You go to school to learn something. You take that something and use it in the real world to get things done.
But what if the world changes so fast that the nineteenth century sysetm you are learning in does not prepare you for the 21st century world you go home to live in, use the web in, make your friends in?
You end up disrupting education by finding your own consumption. And that has consequences — some great, some maybe not so great.
Has Traditional Education Jumped the Shark?
What happens when the school you go to is online, free and part of an experiment? What if it’s a test, and not really part of the formal system? Do you lose out by learning in it?
What matters most — that you experienced the very same experience as your “cohort,” or that you learned the skills that you need to get a job?
We are starting to see this kind of question a lot when we look into how different people hire school to get the job of education done.
When education looks different, but creates the same result, what are the tensions that one experiences when trying to use the byproduct of that education to get hired? This question on Quora makes us wonder. The asker of the question offers context:
I’m currently taking part in a free programming course with Stanford University, and I’m watching the same lectures and doing the same work as real students, just not getting a degree out of it. Is it appropriate to include this on my CV/LinkedIn profile?
Here are my questions:
1. If the guy learns skills from this course, but does not get a degree, and he can perform the job that having the degree would indicate he could perform, then what use is the degree?
2. What is more important to an employer — the skill or the degree?
3. Do we rely on the degree because the people who hire us are often people who are not specialists in that field — I’m thinking of an HR manager here, who must have to use degrees to vet applicants.
Future thinking: we can take this thinking to its long-term conclusions.

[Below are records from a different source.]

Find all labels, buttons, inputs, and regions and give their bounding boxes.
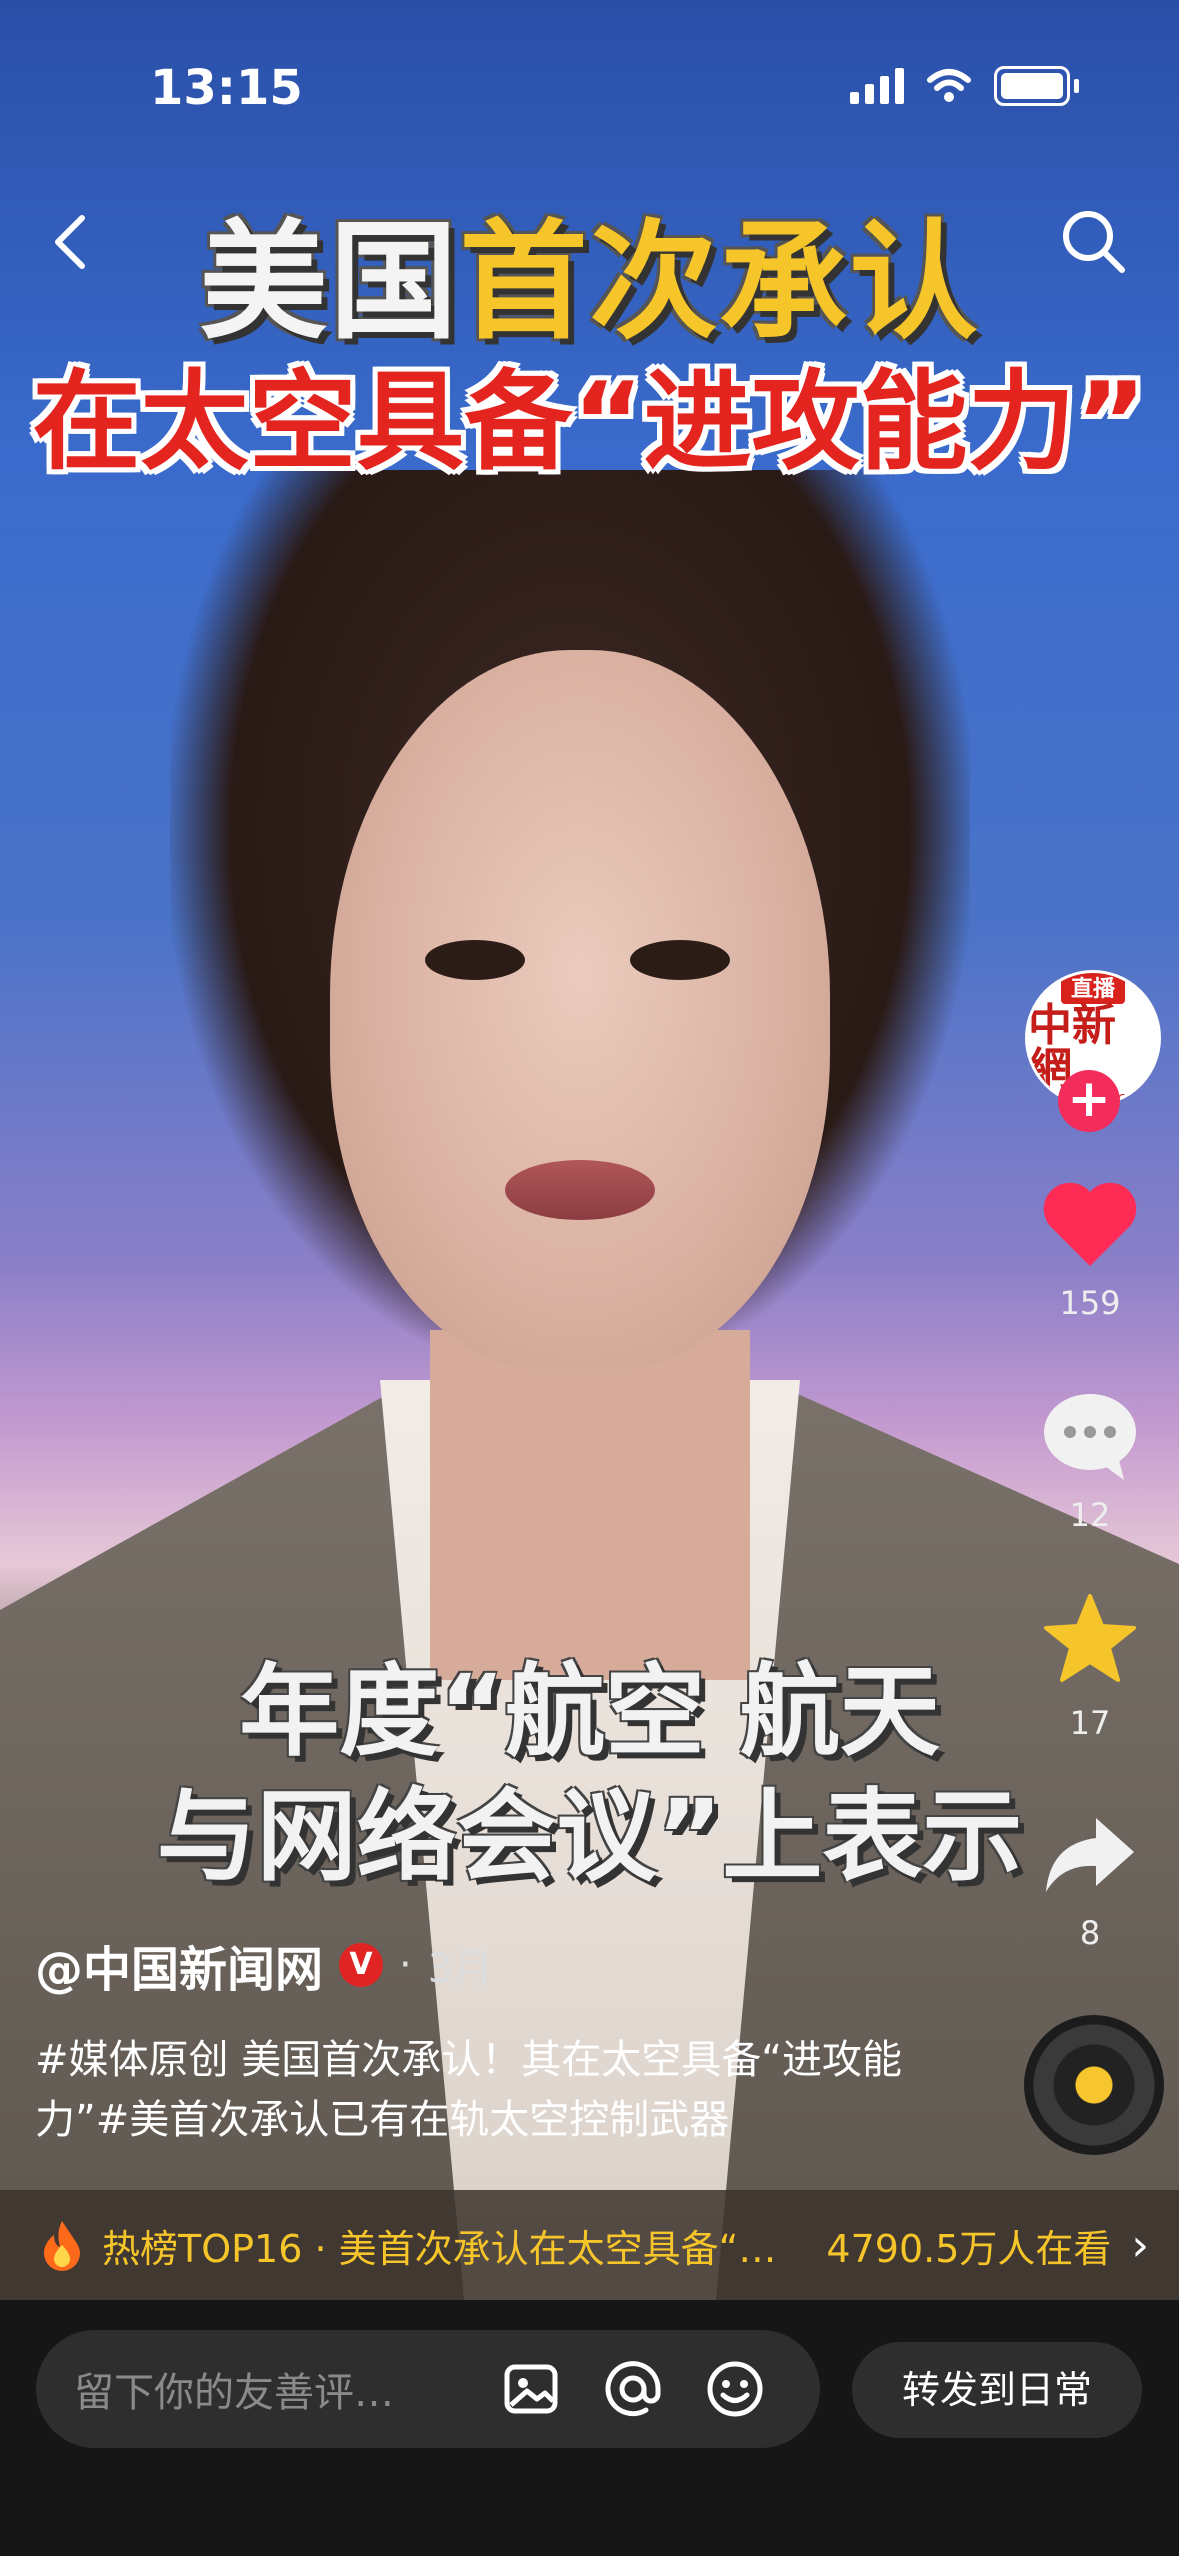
- share-arrow-icon: [1046, 1818, 1134, 1892]
- author-name[interactable]: @中国新闻网: [35, 1930, 323, 2000]
- author-row: @中国新闻网 V · 3月: [35, 1930, 493, 2000]
- favorite-button[interactable]: 17: [1030, 1590, 1150, 1742]
- separator-dot: ·: [399, 1942, 412, 1988]
- status-bar: 13:15: [0, 0, 1179, 170]
- live-badge: 直播: [1060, 973, 1125, 1004]
- hot-list-label: 热榜TOP16 · 美首次承认在太空具备“…: [102, 2226, 777, 2271]
- image-icon: [504, 2364, 558, 2414]
- signal-icon: [850, 68, 904, 104]
- star-icon: [1044, 1594, 1136, 1682]
- video-frame-face: [330, 650, 830, 1370]
- video-subtitle-line1: 年度“航空 航天: [239, 1653, 940, 1770]
- mention-button[interactable]: [598, 2354, 668, 2424]
- share-button[interactable]: 8: [1030, 1810, 1150, 1952]
- status-icons: [850, 66, 1079, 106]
- hot-list-viewers: 4790.5万人在看: [826, 2226, 1112, 2271]
- comment-placeholder: 留下你的友善评…: [74, 2370, 394, 2416]
- video-subtitle-line2: 与网络会议”上表示: [156, 1778, 1023, 1895]
- share-count: 8: [1079, 1914, 1101, 1952]
- repost-button[interactable]: 转发到日常: [852, 2342, 1142, 2438]
- back-button[interactable]: [40, 200, 100, 280]
- video-frame-mouth: [505, 1160, 655, 1220]
- verified-icon: V: [339, 1943, 384, 1987]
- video-frame-neck: [430, 1330, 750, 1680]
- at-icon: [605, 2361, 661, 2417]
- post-caption[interactable]: #媒体原创 美国首次承认！其在太空具备“进攻能力”#美首次承认已有在轨太空控制武…: [35, 2030, 915, 2150]
- comment-input[interactable]: 留下你的友善评…: [36, 2330, 820, 2448]
- emoji-icon: [707, 2361, 763, 2417]
- emoji-button[interactable]: [700, 2354, 770, 2424]
- favorite-count: 17: [1069, 1704, 1111, 1742]
- video-frame-eye: [630, 940, 730, 980]
- comment-button[interactable]: 12: [1030, 1390, 1150, 1534]
- wifi-icon: [927, 69, 971, 102]
- heart-icon: [1043, 1182, 1137, 1266]
- like-count: 159: [1059, 1284, 1121, 1322]
- chevron-left-icon: [55, 215, 85, 269]
- hot-list-bar[interactable]: 热榜TOP16 · 美首次承认在太空具备“… 4790.5万人在看 ›: [0, 2190, 1179, 2300]
- like-button[interactable]: 159: [1030, 1180, 1150, 1322]
- post-date: 3月: [427, 1946, 494, 1992]
- video-title-line2: 在太空具备“进攻能力”: [32, 360, 1147, 485]
- follow-button[interactable]: +: [1058, 1070, 1120, 1132]
- comment-bubble-icon: [1044, 1394, 1136, 1480]
- battery-cap: [1074, 79, 1079, 93]
- chevron-right-icon: ›: [1131, 2219, 1149, 2271]
- search-icon: [1063, 211, 1125, 273]
- bottom-bar: 留下你的友善评… 转发到日常: [0, 2300, 1179, 2556]
- image-button[interactable]: [496, 2354, 566, 2424]
- music-disc-icon[interactable]: [1024, 2015, 1164, 2155]
- fire-icon: [44, 2221, 80, 2271]
- search-button[interactable]: [1054, 200, 1134, 280]
- battery-icon: [994, 66, 1070, 106]
- comment-count: 12: [1069, 1496, 1111, 1534]
- video-frame-eye: [425, 940, 525, 980]
- status-time: 13:15: [150, 60, 303, 116]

What if education evolves into something that is more about showing your work, or proving that you can solve problems in teh real world? Is it stilla bout the degree? Does the degree become something that proves that, or does the work itself prove that?
If it is the work itself, then what is more important? Is it your relationship in the school, or your relationship in the community?

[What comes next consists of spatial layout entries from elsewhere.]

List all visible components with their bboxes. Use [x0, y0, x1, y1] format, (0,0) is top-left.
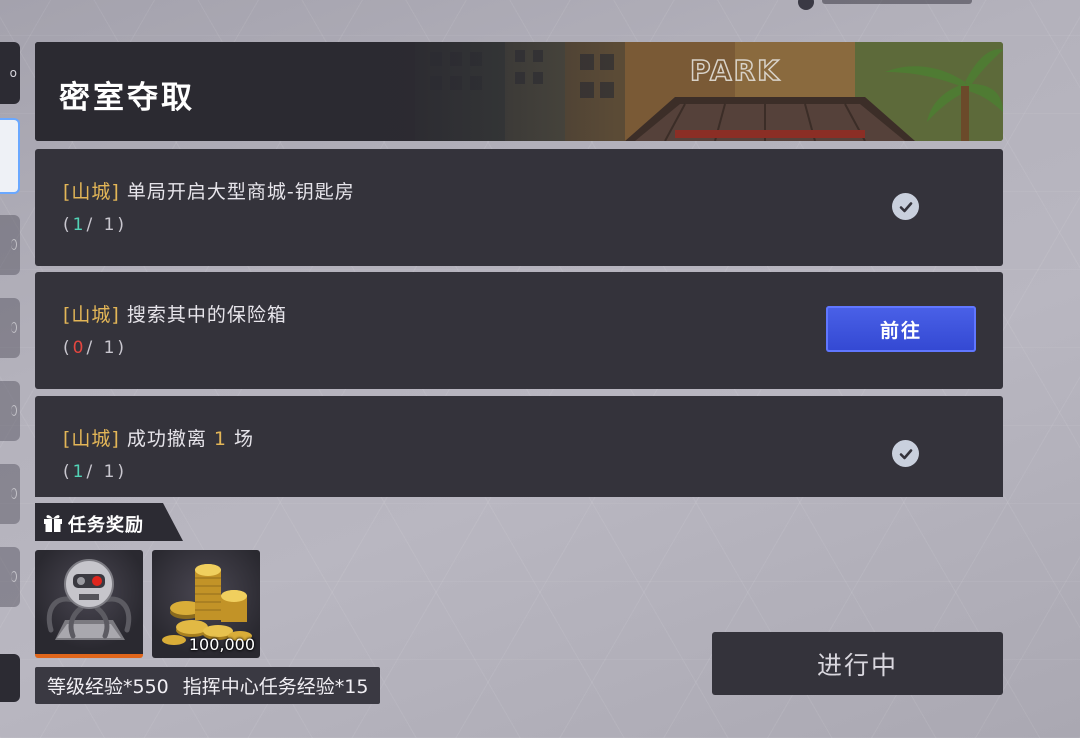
task-title: [山城] 单局开启大型商城-钥匙房 [63, 177, 355, 204]
category-tab[interactable] [0, 381, 20, 441]
top-status-peek [798, 0, 978, 10]
reward-item[interactable] [35, 550, 143, 658]
task-title: [山城] 搜索其中的保险箱 [63, 300, 287, 327]
task-progress: (1/ 1) [63, 215, 127, 235]
robot-mech-icon [46, 559, 132, 640]
reward-item[interactable]: 100,000 [152, 550, 260, 658]
mission-header: PARK 密室夺取 [35, 42, 1003, 141]
progress-open: ( [63, 215, 73, 235]
command-center-exp: 指挥中心任务经验*15 [182, 676, 369, 698]
progress-total: / 1) [86, 338, 128, 358]
check-icon [892, 193, 919, 220]
category-tab[interactable] [0, 547, 20, 607]
mission-title: 密室夺取 [59, 80, 195, 116]
progress-total: / 1) [86, 462, 128, 482]
progress-total: / 1) [86, 215, 128, 235]
task-card: [山城] 单局开启大型商城-钥匙房 (1/ 1) [35, 149, 1003, 266]
task-progress: (1/ 1) [63, 462, 127, 482]
gift-icon [44, 515, 62, 532]
task-text: 成功撤离 [119, 428, 214, 450]
progress-open: ( [63, 338, 73, 358]
exp-rewards: 等级经验*550 指挥中心任务经验*15 [35, 667, 381, 704]
rewards-header: 任务奖励 [35, 503, 183, 541]
category-tab[interactable] [0, 298, 20, 358]
task-progress: (0/ 1) [63, 338, 127, 358]
task-text: 单局开启大型商城-钥匙房 [119, 181, 355, 203]
progress-current: 1 [72, 462, 87, 482]
rewards-label: 任务奖励 [68, 515, 144, 536]
level-exp: 等级经验*550 [47, 676, 169, 698]
task-location: [山城] [63, 304, 120, 326]
status-button[interactable]: 进行中 [712, 632, 1003, 695]
category-tab-bottom[interactable] [0, 654, 20, 702]
task-text: 搜索其中的保险箱 [119, 304, 287, 326]
category-tab[interactable] [0, 215, 20, 275]
category-tab-top[interactable]: o [0, 42, 20, 104]
task-card: [山城] 成功撤离 1 场 (1/ 1) [35, 396, 1003, 497]
task-text-suffix: 场 [227, 428, 255, 450]
task-category-strip: o [0, 40, 22, 710]
category-tab[interactable] [0, 464, 20, 524]
check-icon [892, 440, 919, 467]
task-count: 1 [213, 428, 228, 450]
category-tab-selected[interactable] [0, 118, 20, 194]
task-card: [山城] 搜索其中的保险箱 (0/ 1) 前往 [35, 272, 1003, 389]
go-button[interactable]: 前往 [826, 306, 976, 352]
task-location: [山城] [63, 181, 120, 203]
task-location: [山城] [63, 428, 120, 450]
task-title: [山城] 成功撤离 1 场 [63, 424, 254, 451]
reward-quantity: 100,000 [188, 635, 255, 654]
progress-open: ( [63, 462, 73, 482]
progress-current: 0 [72, 338, 87, 358]
progress-current: 1 [72, 215, 87, 235]
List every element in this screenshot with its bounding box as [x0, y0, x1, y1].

I think that education institutions give people a bigger platform on which to stand, to build greater relationships with community. But as internet technology deconstructs those platforms, you have to consistently see these things differently. If social web technologies are their own platforms, and one can use those to connect to communities, then what happens to education?
As I have written before, in education there are often more questions than real market forces. If we could experiment more and more with education, we would find the answer to these questions come readily. If we could see real “market forces,” like teachers giving active and ready insight into how they use products, or if there was less overhead to deal with (bureaucracy and red tape), then developers and entrepreneurs could make the changes that would facilitate better learning.

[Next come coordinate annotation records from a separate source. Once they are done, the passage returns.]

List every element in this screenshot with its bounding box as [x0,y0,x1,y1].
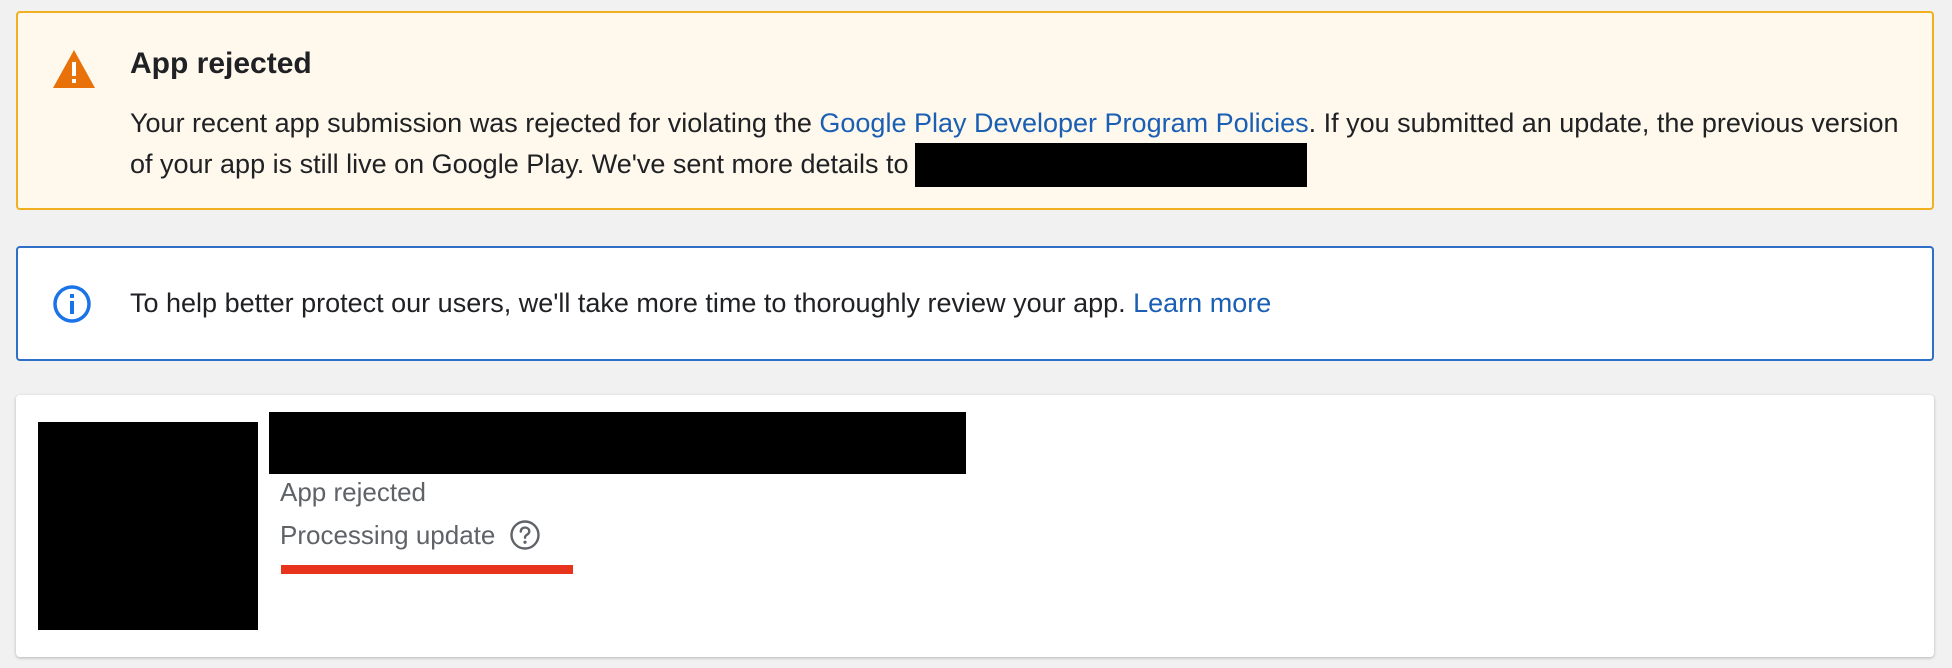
info-circle-icon [53,285,91,323]
developer-policies-link[interactable]: Google Play Developer Program Policies [819,108,1308,138]
review-info-banner: To help better protect our users, we'll … [16,246,1934,361]
banner-message-start: Your recent app submission was rejected … [130,108,820,138]
app-rejected-banner: App rejected Your recent app submission … [16,11,1934,210]
app-icon-redacted [38,422,258,630]
app-name-redacted [269,412,966,474]
app-card: App rejected Processing update [16,395,1934,657]
warning-triangle-icon [53,50,95,88]
red-underline-annotation [281,565,573,574]
help-circle-icon[interactable] [509,519,541,551]
processing-update-label: Processing update [280,520,496,550]
banner-message: Your recent app submission was rejected … [130,103,1920,187]
redacted-email [914,143,1307,187]
info-message: To help better protect our users, we'll … [130,286,1271,320]
learn-more-link[interactable]: Learn more [1133,288,1271,318]
processing-status-row: Processing update [280,518,541,552]
info-message-text: To help better protect our users, we'll … [130,288,1134,318]
app-status: App rejected [280,477,426,507]
banner-title: App rejected [130,47,312,80]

Back to the original point: when students are given access, outside of the system, to newer ways to learn, those choices end up part of the market forces in the equation, and teachers, or anyone who does not participate, becomes further isolated.
My gut instinct says that many who are in education and who make their living from it, are wary of exploring this too much. Realistically speaking, they may feel their livelihood is at stake.
I think it’s not at stake, but it changes. Teachers — in K12 all the way through higher ed — have to change their roles the way reporters in journalism institutions do. It is more important to be facilitator to the hyper-informed community than it is to be the broad generalist who seeks to be the single conduit for information.
Teaching moves from lecturing, monitoring, coaching and mentoring, to curating, guiding, disrupting, and platform leveling. It’s more a task of community management than it is a teacher role.